The EV mandate, which sets out what proportion of new cars must be electric, is set to be dramatically watered down as Downing Street bows to union pressure following warnings that the targets would lead to job losses.
This year, 33% of all new cars sold must run on battery power alone, but actual registrations are lagging significantly behind, at 24% year-to-date.
Despite that disparity, the mandate had been due to rise to 80% by the end of the decade. But following years of warning from the automotive industry, union pressure appears to have been the straw that broke the camel’s back, with the government set announce that the 2030 target will be reduced to 50%,
This follows Unite saying it is “concerned that car makers will simply opt to stop selling cars rather than risk fines” and that “such a decision threatens UK jobs”. General secretary Sharon Graham described Britain’s automotive sector as “the jewel in the crown of UK manufacturing”, adding that it is a “clear fact” that the mandate is causing job losses, and demanding EV percentage targets be “radically reduced”.
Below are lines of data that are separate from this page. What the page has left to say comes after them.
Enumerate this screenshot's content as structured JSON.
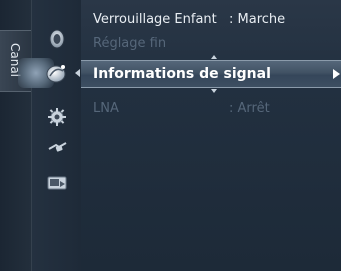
{
  "tab": {
    "label": "Canal"
  },
  "icons": [
    {
      "name": "picture-icon"
    },
    {
      "name": "channel-antenna-icon"
    },
    {
      "name": "setup-gear-icon"
    },
    {
      "name": "input-plug-icon"
    },
    {
      "name": "application-icon"
    }
  ],
  "menu": {
    "items": [
      {
        "label": "Verrouillage Enfant",
        "value": ": Marche",
        "state": "normal"
      },
      {
        "label": "Réglage fin",
        "value": "",
        "state": "dim"
      },
      {
        "label": "Informations de signal",
        "value": "",
        "state": "selected"
      },
      {
        "label": "LNA",
        "value": ": Arrêt",
        "state": "dim"
      }
    ]
  },
  "colors": {
    "highlight": "#415264",
    "text_normal": "#e9eef3",
    "text_dim": "#56677a"
  }
}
The Society of Motor Manufacturers and Traders, meanwhile, has repeatedly warned that ministers’ targets were somewhat distanced from customers’ preferences recently calling for a “credible” net-zero pathway that does not come at the cost of “lost competitiveness and deindustrialisation”.
The government appears to have heeded those warnings, with The Sunday Times reporting the Prime Minister has overruled Ed Miliband and his EV-pushing Department for Energy Security and Net Zero, with an announcement due “in the coming weeks” that 2030’s 80% mandate will be slashed to 50%.
That announcement will be subject to consultation with the Welsh and Scottish governments, however, potentially leading to a showdown between Westminster, and Holyrood and the Senedd.
While precise details and targets have changed in the intervening years, the policy to ban the sale of new petrol and diesel cars was announced by then Environment Secretary Michael Gove under 2017’s Theresa May’s Conservative government.